At that point, the remaining pool of jurors come into the courthouse, staggered in smaller groups, and herded into separate courtrooms that are connected by TV monitors.

What normally would have taken a day, took three days to complete,” Murray said about that April trial.

After the jury was selected, jurors were spaced apart in the courtroom, requiring more than half of them to sit outside the jury box in the gallery seating that is otherwise reserved for the public.

The attorneys’ lectern and tables were turned 90 degrees and angled to face the L-shaped jury seated at the side and back of the courtroom, Murray said.

The witness box was shielded on three sides by plexiglass and a plexiglass panel separated the judge from anyone in front of the bench.

Everyone in the courtroom wore a mask, even when speaking.

Because members of the jury seated at the back of the courtroom were far from the witness, Murray installed a camera trained on the witness that fed a picture and sound to a monitor in the gallery, Murray said.

When not in the courtroom, the jurors were shepherded to a different courtroom instead of the jury room, which was too small to allow for social distancing, he said.

A third courtroom would have been used to house the public, where the trial would have been simulcast, had that been necessary, Murray said.

He said everybody in the court system recognizes the importance of exercising necessary health precautions as well as recognizing the importance of conducting jury trials as soon as possible. “So, those two realizations I think have led to the extraordinary efforts to make sure that we can accomplish both things,” Murray said.

After the trial, Murray said he spoke with members of the jury.

“Most were very pleased with the approach that had been adopted,” he said. “They indicated they felt safe and satisfied with the experience.”

CRIMINAL CASES PRIORITIZED OVER CIVIL CASES

Still to get their day in court are civil trials.
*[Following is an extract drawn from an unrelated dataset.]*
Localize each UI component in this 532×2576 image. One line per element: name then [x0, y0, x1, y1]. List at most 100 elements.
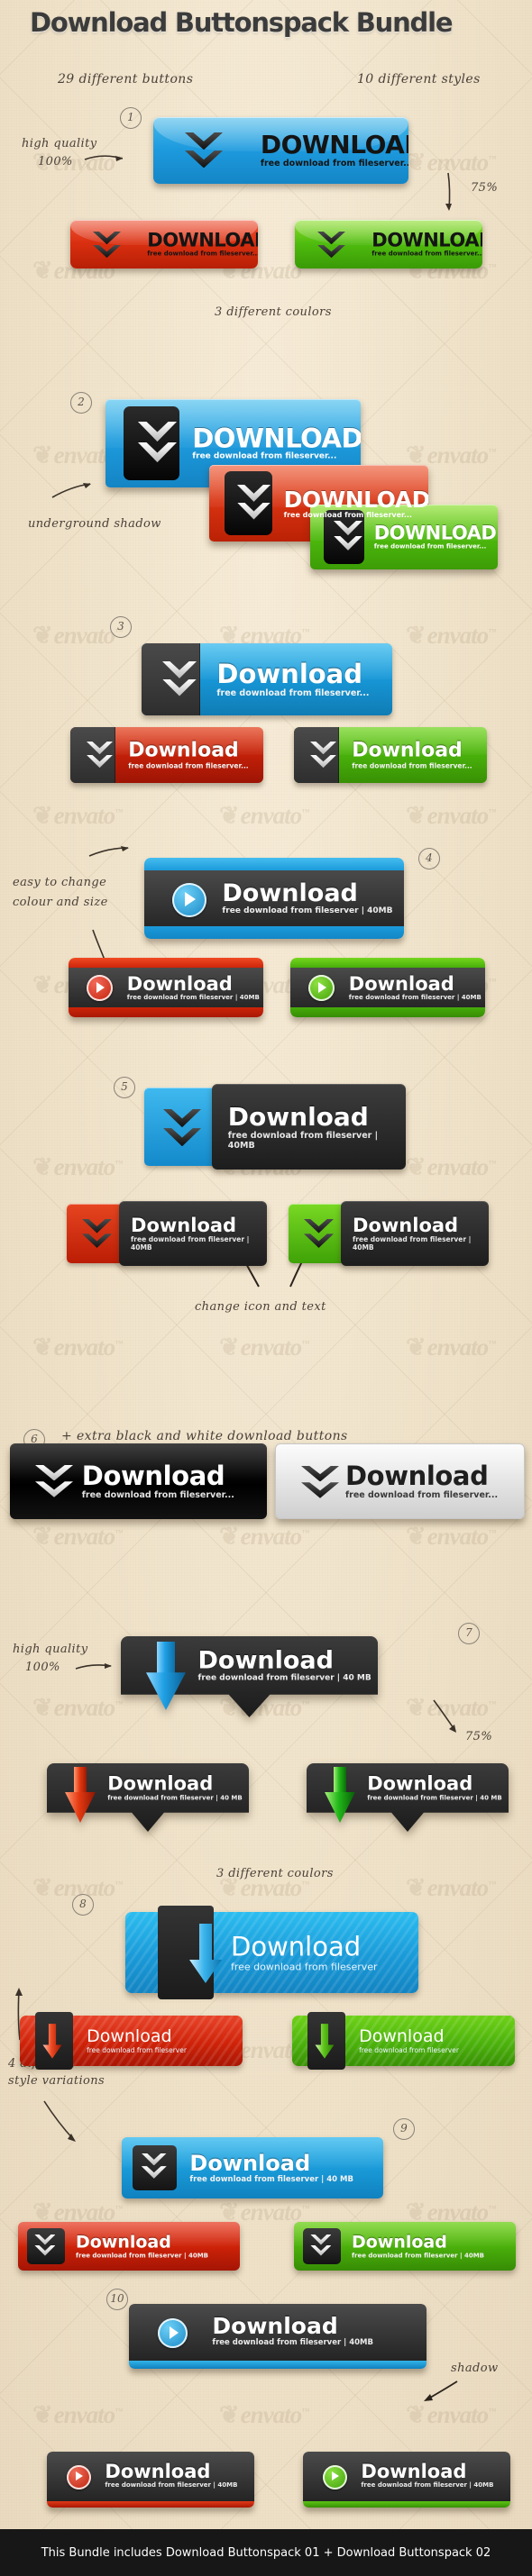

Mullen said civil trials should resume once criminal cases involving defendants in custody have been addressed.

“There’s no way that a civil trial is going to take the place of someone who’s in custody and who’s ready to go to trial,” he said.

The backlog of civil cases is far less than those pending in criminal court, he said.
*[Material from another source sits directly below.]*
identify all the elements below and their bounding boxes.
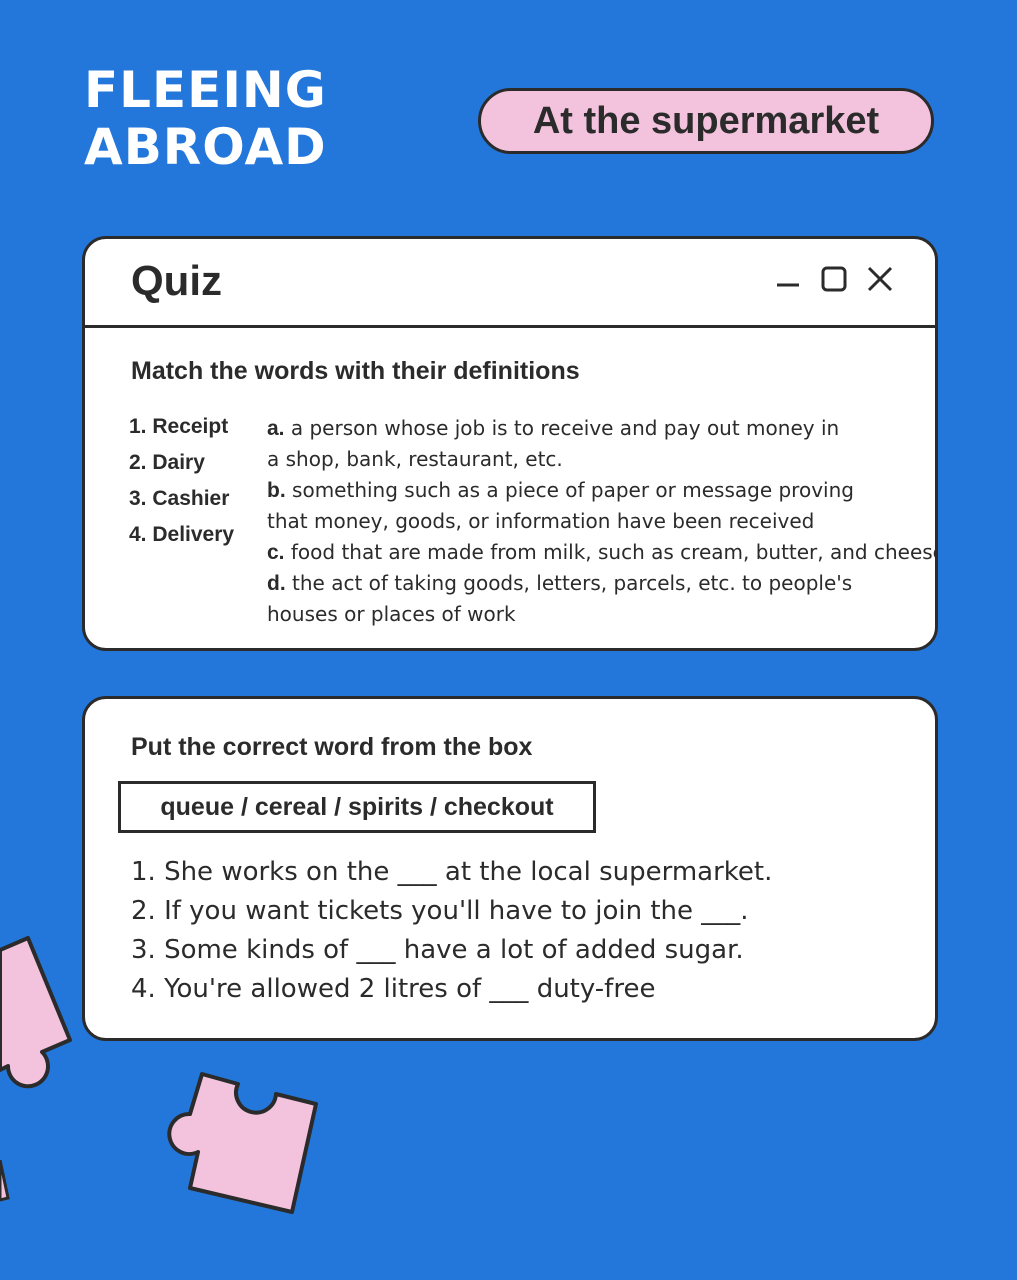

While he understands the need for incarcerated defendants to have their day in court, prioritizing criminal trials over civil trials frustrates longtime Lewiston civil attorney Benjamin Gideon, who recently launched his own firm. Civil plaintiffs also deserve to have their cases heard, he said.
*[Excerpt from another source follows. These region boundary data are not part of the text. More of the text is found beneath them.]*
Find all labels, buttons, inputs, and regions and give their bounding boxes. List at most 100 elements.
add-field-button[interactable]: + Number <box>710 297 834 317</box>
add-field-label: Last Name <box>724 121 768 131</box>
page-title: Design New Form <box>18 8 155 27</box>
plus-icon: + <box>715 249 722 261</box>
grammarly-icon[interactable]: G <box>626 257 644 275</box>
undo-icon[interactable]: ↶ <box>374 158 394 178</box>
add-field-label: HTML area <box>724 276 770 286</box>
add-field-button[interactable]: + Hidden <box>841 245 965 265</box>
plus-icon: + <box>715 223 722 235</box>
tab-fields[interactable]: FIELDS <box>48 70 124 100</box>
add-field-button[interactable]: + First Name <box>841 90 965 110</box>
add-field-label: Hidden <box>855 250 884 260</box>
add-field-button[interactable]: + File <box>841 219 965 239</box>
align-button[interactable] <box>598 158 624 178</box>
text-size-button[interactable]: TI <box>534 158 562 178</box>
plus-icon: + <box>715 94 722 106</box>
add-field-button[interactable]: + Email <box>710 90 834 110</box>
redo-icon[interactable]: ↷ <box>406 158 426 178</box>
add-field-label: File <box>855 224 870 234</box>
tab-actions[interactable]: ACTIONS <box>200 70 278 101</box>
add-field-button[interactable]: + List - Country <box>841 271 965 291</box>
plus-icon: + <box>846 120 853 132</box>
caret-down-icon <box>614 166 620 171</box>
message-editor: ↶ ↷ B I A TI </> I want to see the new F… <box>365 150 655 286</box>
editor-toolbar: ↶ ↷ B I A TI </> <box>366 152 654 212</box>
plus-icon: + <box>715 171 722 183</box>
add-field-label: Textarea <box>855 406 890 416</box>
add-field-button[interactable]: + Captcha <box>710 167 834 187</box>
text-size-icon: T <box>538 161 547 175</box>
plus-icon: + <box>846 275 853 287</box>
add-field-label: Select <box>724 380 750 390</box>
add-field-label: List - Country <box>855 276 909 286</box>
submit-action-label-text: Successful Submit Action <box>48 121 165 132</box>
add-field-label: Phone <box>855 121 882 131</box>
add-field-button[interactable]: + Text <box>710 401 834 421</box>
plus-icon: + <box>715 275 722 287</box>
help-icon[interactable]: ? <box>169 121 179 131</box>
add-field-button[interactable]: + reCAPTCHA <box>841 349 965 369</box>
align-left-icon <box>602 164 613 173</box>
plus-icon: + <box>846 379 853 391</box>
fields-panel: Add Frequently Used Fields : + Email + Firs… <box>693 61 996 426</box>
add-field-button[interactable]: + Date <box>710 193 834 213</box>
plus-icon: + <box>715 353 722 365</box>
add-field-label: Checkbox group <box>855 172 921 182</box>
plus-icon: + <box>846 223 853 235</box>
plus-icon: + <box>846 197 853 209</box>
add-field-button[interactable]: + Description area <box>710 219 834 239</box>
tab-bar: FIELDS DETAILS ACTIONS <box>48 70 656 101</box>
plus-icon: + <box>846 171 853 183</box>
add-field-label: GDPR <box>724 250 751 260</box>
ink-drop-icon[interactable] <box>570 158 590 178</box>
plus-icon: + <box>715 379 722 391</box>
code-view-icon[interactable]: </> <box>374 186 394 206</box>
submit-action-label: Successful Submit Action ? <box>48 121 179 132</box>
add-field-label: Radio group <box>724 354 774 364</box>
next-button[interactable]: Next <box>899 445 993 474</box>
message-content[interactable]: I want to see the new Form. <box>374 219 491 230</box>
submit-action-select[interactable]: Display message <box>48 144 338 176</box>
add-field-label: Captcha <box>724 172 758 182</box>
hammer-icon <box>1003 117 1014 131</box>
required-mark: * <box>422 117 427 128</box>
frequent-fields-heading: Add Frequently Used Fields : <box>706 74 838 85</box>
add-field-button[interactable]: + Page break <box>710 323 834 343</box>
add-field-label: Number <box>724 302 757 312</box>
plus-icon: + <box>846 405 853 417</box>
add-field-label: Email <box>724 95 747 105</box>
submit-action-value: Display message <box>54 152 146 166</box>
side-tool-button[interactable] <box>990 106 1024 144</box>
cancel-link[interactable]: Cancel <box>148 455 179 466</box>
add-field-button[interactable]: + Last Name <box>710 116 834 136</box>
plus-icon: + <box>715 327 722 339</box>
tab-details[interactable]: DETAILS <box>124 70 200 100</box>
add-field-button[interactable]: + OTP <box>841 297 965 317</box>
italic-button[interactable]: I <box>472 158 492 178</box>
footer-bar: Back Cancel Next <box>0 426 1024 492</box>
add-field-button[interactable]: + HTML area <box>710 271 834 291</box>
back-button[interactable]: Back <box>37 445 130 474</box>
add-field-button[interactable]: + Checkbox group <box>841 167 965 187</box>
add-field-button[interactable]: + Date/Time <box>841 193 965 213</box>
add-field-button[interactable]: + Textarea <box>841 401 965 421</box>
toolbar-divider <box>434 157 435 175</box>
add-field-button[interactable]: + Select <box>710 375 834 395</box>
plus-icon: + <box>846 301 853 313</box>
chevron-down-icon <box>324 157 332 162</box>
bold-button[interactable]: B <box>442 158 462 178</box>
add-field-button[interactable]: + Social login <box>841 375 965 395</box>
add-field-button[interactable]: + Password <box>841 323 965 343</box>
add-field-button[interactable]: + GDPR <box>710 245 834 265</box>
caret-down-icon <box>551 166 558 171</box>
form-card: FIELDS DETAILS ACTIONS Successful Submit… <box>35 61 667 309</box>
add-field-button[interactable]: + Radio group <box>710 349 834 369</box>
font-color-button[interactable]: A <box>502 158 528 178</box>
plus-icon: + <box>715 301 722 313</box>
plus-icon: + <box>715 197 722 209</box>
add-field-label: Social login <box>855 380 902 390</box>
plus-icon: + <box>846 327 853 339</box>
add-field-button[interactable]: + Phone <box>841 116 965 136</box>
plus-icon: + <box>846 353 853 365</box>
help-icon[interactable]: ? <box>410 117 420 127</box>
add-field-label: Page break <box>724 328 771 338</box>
“Criminal cases are important, but Mainers also deserve a functioning civil justice system with access to civil juries,” he said. “Maine’s Constitution guarantees jury trials in both criminal and civil cases. To date, our judiciary has been slow adapting to the pandemic. We need judicial leadership to restore a functioning court system for all who rely upon it.”

Court officials acknowledge the pressure to also address civil cases, but more immediate concerns are the pandemic itself, and the unexpected rise in case numbers.

Mullen said COVID-19 numbers are too high in Maine — where they currently measure daily in the hundreds. But he said doing nothing about the court’s growing backlog is not an option.

“Last summer, and it seems like a zillion years ago, but it was a big deal if we had high double digits,” he said. “I’m hoping that’s going to happen again. The numbers have kind of leveled off now — a number that’s not acceptable to many people — but I’m hoping that’s going to change. In the meantime, I don’t think we can just sit back and stay closed.”